Interview Disc & Fully Illustrated Book

Annie Lennox (with Lucian Randall)


  1. Interview with Lucian Randall

I have found over the years that Annie Lennox is an arrestingly articulate and eloquent person, and although live interviews like this are hardly her best playing-field they do give me a chance to very briefly tap into the many simultaneous flows of her thoughts, even so fleetingly and (usually) cagily expressed. It doesn’t hurt that she has a speaking voice that I find both touching and gorgeous.

I’ve got a couple of other live interviews with her or Eurythmics in my collection, but this is the only one on CD (not counting the snippets on video such as on the bonus DVD that came with her recent album Bare which have clearly been abridged with a selective eye toward the spartan). It dates from shortly after her first “solo” album, Diva, was released and had begun to gain popularity in the U.S., and that development provides one line of questioning and commentary here.

Annie in interviews is almost painfully self-effacing, which can be a little jarring when she states something acutely frank about herself that she suddenly decides could be misinterpreted as being egotistical and then backpedals furiously to clarify or simply deny that it was meant as a boast before resuming with the thread of her comments.
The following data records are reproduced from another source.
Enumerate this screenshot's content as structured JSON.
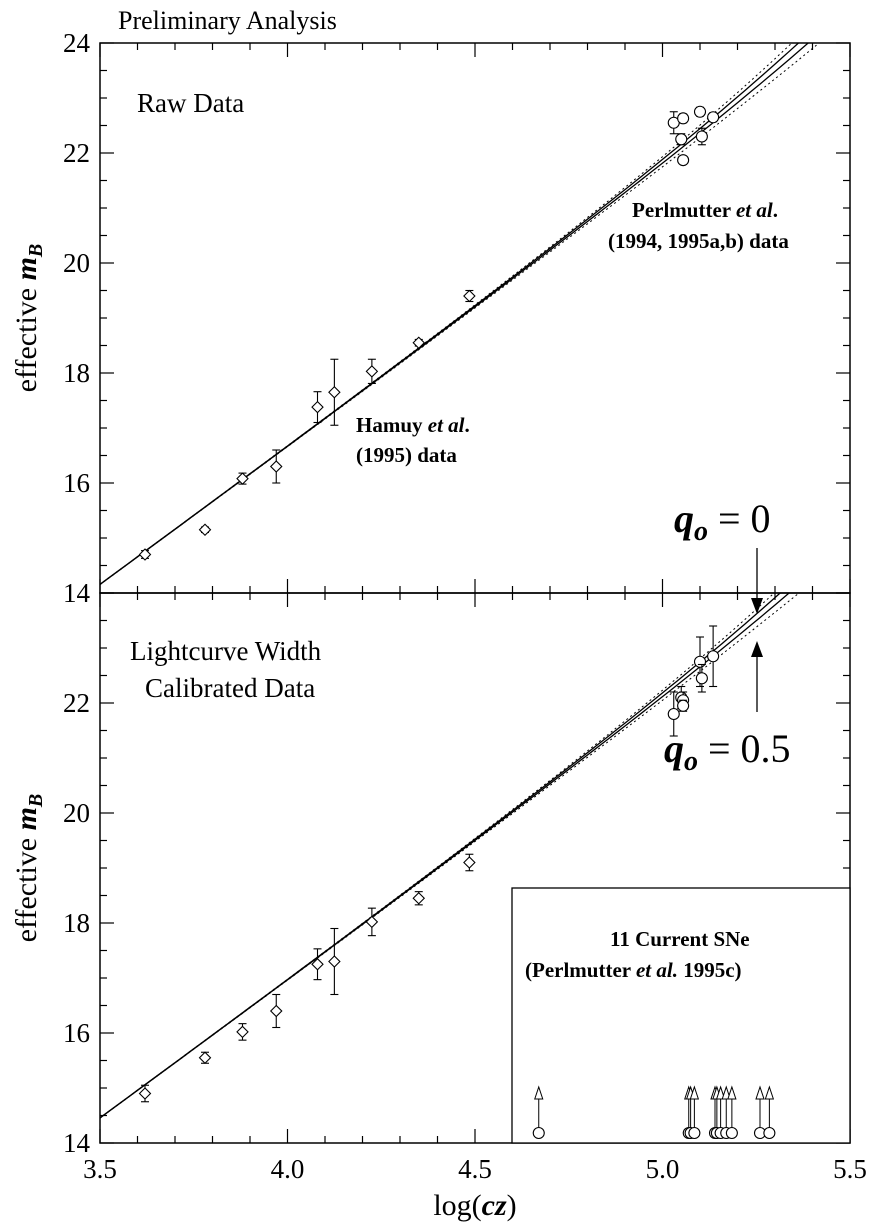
{
  "header": {
    "title": "Preliminary Analysis"
  },
  "chart_data": [
    {
      "type": "scatter",
      "panel": "top",
      "panel_label": "Raw Data",
      "xlabel_parts": [
        "log(",
        "cz",
        ")"
      ],
      "ylabel_parts": [
        "effective ",
        "m",
        "B"
      ],
      "xlim": [
        3.5,
        5.5
      ],
      "ylim": [
        14,
        24
      ],
      "x_ticks": [
        "3.5",
        "4.0",
        "4.5",
        "5.0",
        "5.5"
      ],
      "y_ticks": [
        "14",
        "16",
        "18",
        "20",
        "22",
        "24"
      ],
      "annotations": {
        "hamuy": {
          "line1_a": "Hamuy ",
          "line1_b": "et al",
          "line1_c": ".",
          "line2": "(1995) data"
        },
        "perl": {
          "line1_a": "Perlmutter ",
          "line1_b": "et al",
          "line1_c": ".",
          "line2": "(1994, 1995a,b) data"
        }
      },
      "series": [
        {
          "name": "Hamuy et al. (1995) data",
          "marker": "diamond",
          "points": [
            {
              "x": 3.62,
              "y": 14.7,
              "err": 0.07
            },
            {
              "x": 3.78,
              "y": 15.15,
              "err": 0.05
            },
            {
              "x": 3.88,
              "y": 16.08,
              "err": 0.1
            },
            {
              "x": 3.97,
              "y": 16.3,
              "err": 0.3
            },
            {
              "x": 4.08,
              "y": 17.38,
              "err": 0.28
            },
            {
              "x": 4.125,
              "y": 17.65,
              "err": 0.6
            },
            {
              "x": 4.225,
              "y": 18.03,
              "err": 0.22
            },
            {
              "x": 4.35,
              "y": 18.55,
              "err": 0.06
            },
            {
              "x": 4.485,
              "y": 19.4,
              "err": 0.1
            }
          ]
        },
        {
          "name": "Perlmutter et al. (1994, 1995a,b) data",
          "marker": "circle",
          "points": [
            {
              "x": 5.03,
              "y": 22.55,
              "err": 0.2
            },
            {
              "x": 5.05,
              "y": 22.25,
              "err": 0.1
            },
            {
              "x": 5.055,
              "y": 22.63,
              "err": 0.08
            },
            {
              "x": 5.055,
              "y": 21.87,
              "err": 0.06
            },
            {
              "x": 5.1,
              "y": 22.75,
              "err": 0.08
            },
            {
              "x": 5.105,
              "y": 22.3,
              "err": 0.15
            },
            {
              "x": 5.135,
              "y": 22.65,
              "err": 0.08
            }
          ]
        }
      ]
    },
    {
      "type": "scatter",
      "panel": "bottom",
      "panel_label_lines": [
        "Lightcurve Width",
        "Calibrated Data"
      ],
      "xlabel_parts": [
        "log(",
        "cz",
        ")"
      ],
      "ylabel_parts": [
        "effective ",
        "m",
        "B"
      ],
      "xlim": [
        3.5,
        5.5
      ],
      "ylim": [
        14,
        24
      ],
      "x_ticks": [
        "3.5",
        "4.0",
        "4.5",
        "5.0",
        "5.5"
      ],
      "y_ticks": [
        "14",
        "16",
        "18",
        "20",
        "22"
      ],
      "q_labels": {
        "q0": {
          "sym": "q",
          "sub": "o",
          "val": " = 0"
        },
        "q05": {
          "sym": "q",
          "sub": "o",
          "val": " = 0.5"
        }
      },
      "inset": {
        "title": "11 Current SNe",
        "subtitle_a": "(Perlmutter ",
        "subtitle_b": "et al.",
        "subtitle_c": " 1995c)",
        "lower_limit_x": [
          4.67,
          5.07,
          5.075,
          5.085,
          5.14,
          5.145,
          5.155,
          5.17,
          5.185,
          5.26,
          5.285
        ]
      },
      "series": [
        {
          "name": "Hamuy et al. (1995) data",
          "marker": "diamond",
          "points": [
            {
              "x": 3.62,
              "y": 14.9,
              "err": 0.15
            },
            {
              "x": 3.78,
              "y": 15.55,
              "err": 0.1
            },
            {
              "x": 3.88,
              "y": 16.02,
              "err": 0.15
            },
            {
              "x": 3.97,
              "y": 16.4,
              "err": 0.3
            },
            {
              "x": 4.08,
              "y": 17.25,
              "err": 0.28
            },
            {
              "x": 4.125,
              "y": 17.3,
              "err": 0.6
            },
            {
              "x": 4.225,
              "y": 18.02,
              "err": 0.25
            },
            {
              "x": 4.35,
              "y": 18.45,
              "err": 0.12
            },
            {
              "x": 4.485,
              "y": 19.1,
              "err": 0.15
            }
          ]
        },
        {
          "name": "Perlmutter et al. (1994, 1995a,b) data",
          "marker": "circle",
          "points": [
            {
              "x": 5.03,
              "y": 21.8,
              "err": 0.4
            },
            {
              "x": 5.05,
              "y": 22.1,
              "err": 0.2
            },
            {
              "x": 5.055,
              "y": 22.05,
              "err": 0.15
            },
            {
              "x": 5.055,
              "y": 21.95,
              "err": 0.1
            },
            {
              "x": 5.1,
              "y": 22.75,
              "err": 0.45
            },
            {
              "x": 5.105,
              "y": 22.45,
              "err": 0.25
            },
            {
              "x": 5.135,
              "y": 22.85,
              "err": 0.55
            }
          ]
        }
      ]
    }
  ]
}
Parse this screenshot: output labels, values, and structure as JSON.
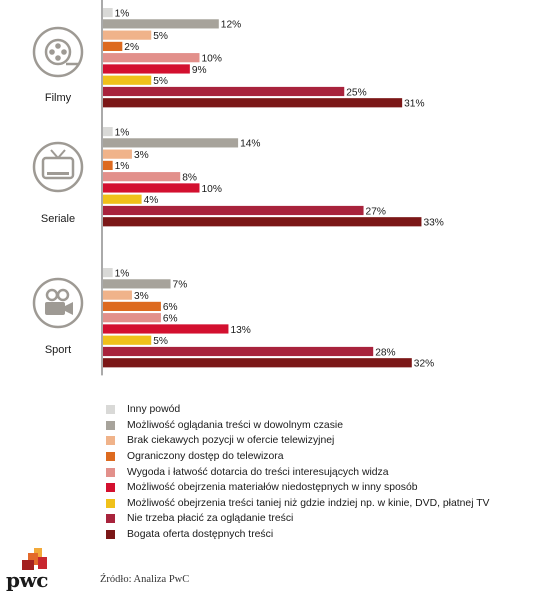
{
  "chart_data": {
    "type": "bar",
    "orientation": "horizontal",
    "categories": [
      "Filmy",
      "Seriale",
      "Sport"
    ],
    "value_suffix": "%",
    "series": [
      {
        "name": "Inny powód",
        "color": "#d9d9d7",
        "values": [
          1,
          1,
          1
        ]
      },
      {
        "name": "Możliwość oglądania treści w dowolnym czasie",
        "color": "#a7a39b",
        "values": [
          12,
          14,
          7
        ]
      },
      {
        "name": "Brak ciekawych pozycji w ofercie telewizyjnej",
        "color": "#f0b38a",
        "values": [
          5,
          3,
          3
        ]
      },
      {
        "name": "Ograniczony dostęp do telewizora",
        "color": "#dd6a1f",
        "values": [
          2,
          1,
          6
        ]
      },
      {
        "name": "Wygoda i łatwość dotarcia do treści interesujących widza",
        "color": "#e2908b",
        "values": [
          10,
          8,
          6
        ]
      },
      {
        "name": "Możliwość obejrzenia materiałów niedostępnych w inny sposób",
        "color": "#d3102f",
        "values": [
          9,
          10,
          13
        ]
      },
      {
        "name": "Możliwość obejrzenia treści taniej niż gdzie indziej np. w kinie, DVD, płatnej TV",
        "color": "#f0c11a",
        "values": [
          5,
          4,
          5
        ]
      },
      {
        "name": "Nie trzeba płacić za oglądanie treści",
        "color": "#a8233c",
        "values": [
          25,
          27,
          28
        ]
      },
      {
        "name": "Bogata oferta dostępnych treści",
        "color": "#7b1717",
        "values": [
          31,
          33,
          32
        ]
      }
    ],
    "icons": [
      "film-reel-icon",
      "television-icon",
      "video-camera-icon"
    ],
    "legend_position": "bottom",
    "grid": false
  },
  "brand": {
    "name": "pwc",
    "logo_colors": [
      "#f2a93a",
      "#e3692b",
      "#c8272f",
      "#a32020"
    ]
  },
  "source_note": "Źródło: Analiza PwC"
}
I do appreciate that she does that, it’s humanizing after all, but it saddens me a little to see that decades of being distorted by the press have made her so necessarily jumpy about expressing herself in interviews.

She’s made little secret over the years that doing interviews is not her favorite pastime, but I for one greatly appreciate it when she does them. To hear her describe her own work, reflect on the creative process, observe the state of the world and its inhabitants, ponder human psychology, delight in music in general, and share a little of the breadth of who Annie Lennox is…it’s a great pleasure for me. And as I say, that voice is awfully nice on the ears.